Kepada dia, sang Bintang Angkasa.

Je
2 min readApr 11, 2022

“Kamu ingat, dulu kamu bilang kamu ingin jadi bintang?”

Pertanyaanku buat kamu yang sedang duduk membaca buku langsung mendongak. “Hm?”

“Dulu kamu pernah bilang kalau kamu ingin jadi bintang, kan?”

“Iya… Tapi kenapa?”

Aku hanya tersenyum sambil menggeleng. Dan kamu, yang selama ini selalu heran dengan sikapku, hanya menggeleng perlahan sambil bergumam, “Ada-ada aja.”

Hari ini tanggal dua belas April. Dan seperti biasanya, kamu tak pernah berikan aku kode untuk izinkan aku merayakannya dengan benar. Kamu tak pernah mau aku rayakan ulangtahunmu dengan meriah, dipenuhi sorakan atau kue besar dengan krim enak diatasnya serta lilin yang memenuhi permukaan kue.

Hari ini tanggal dua belas April; lebih dari itu, hari ini adalah hari bertambahnya umurmu.

Namun kamu masih sibuk bergelut dengan buku sejak pagi, buat aku jadi bingung harus melakukan apa.

Malam semakin dekat, waktu bergulir tanpa mau berhenti. Hingga saat istirahat jadi satu hal yang diperlukan oleh tubuhmu, aku harus meminta maaf saat masuk ke kamarmu dengan lilin kecil di tangan.

Tanpa kue, tanpa sorakan, tanpa nyanyian meriah.

Hanya lilin kecil yang cahayanya bahkan tak bisa capai dua meter, dan nyanyian dari suara sumbangku memenuhi ruangan.

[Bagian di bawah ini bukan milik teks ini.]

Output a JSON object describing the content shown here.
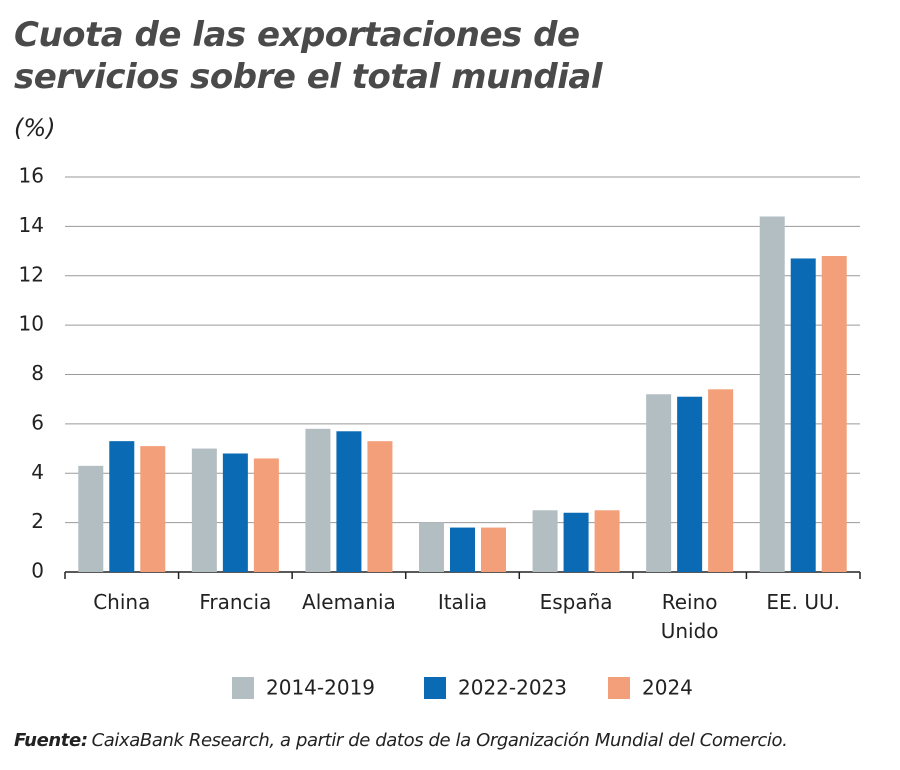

“Selamat ulangtahun, selamat ulangtahun. Selamat ulangtahun, kamu. Selamat ulangtahun.”

Lalu kamu mendengus geli, terduduk di tepi ranjang dan menurut saat aku menyuruhmu berdoa, meminta sesuatu pada Tuhan sebagai hadiah ulangtahun. Saat kamu tiup nyala lilin kecil itu, aku tak bisa tahan diriku untuk tidak bertepuk tangan, meskipun aku melakukannya pelan-pelan agar tak undang keributan.

“Terimakasih,” katamu. “Aku kira kamu lupa.”

Aku mana pernah lupa, kataku dalam hati. Aku mana pernah lupa jika itu tentang kamu.

Namun alih-alih yakinkan kamu bahwa aku benar-benar tak lupa, aku malah berkata, “Kamu pernah bilang kamu ingin jadi bintang, kan?”

“Ada apa denganmu dan bintang hari ini?” tanyamu geli. “Sejak siang, kamu bertanya itu terus padaku.”

“Aku cuma ingin bilang,” Kamu menatapku dengan satu alis terangkat, memintaku meneruskan apa yang ingin kukatakan.

“Bagiku, kamu adalah bintang. Ingat saat kamu temukan aku dalam kegelapan, kan? Kamu bawa aku pergi dari sana, memberiku tempat yang bisa membuatku melihat jalan yang aku tapak. Kamu memberiku cahaya dan selamatkan aku dari jurang,

Dan untuk itu, aku berterimakasih padamu, bintang.

Dan selamanya, kamu adalah bintang untukku.”

Kamu terkekeh. Tanganmu terangkat dan mengusak puncak surai hitamku pelan.

Lalu aku melanjutkan, “Tapi tolong, jangan jadi bintang yang paling terang, ya?”

Dahi mengerut lagi. Perubahan ekspresimu itu.. aku selalu menyukainya. “Kenapa?” tanyamu tanpa klu.

Aku tersenyum lebar.

“Katanya, bintang yang paling terang itu adalah bintang yang paling cepat meledak.

Aku tak mau kamu meledak, apalagi hilang.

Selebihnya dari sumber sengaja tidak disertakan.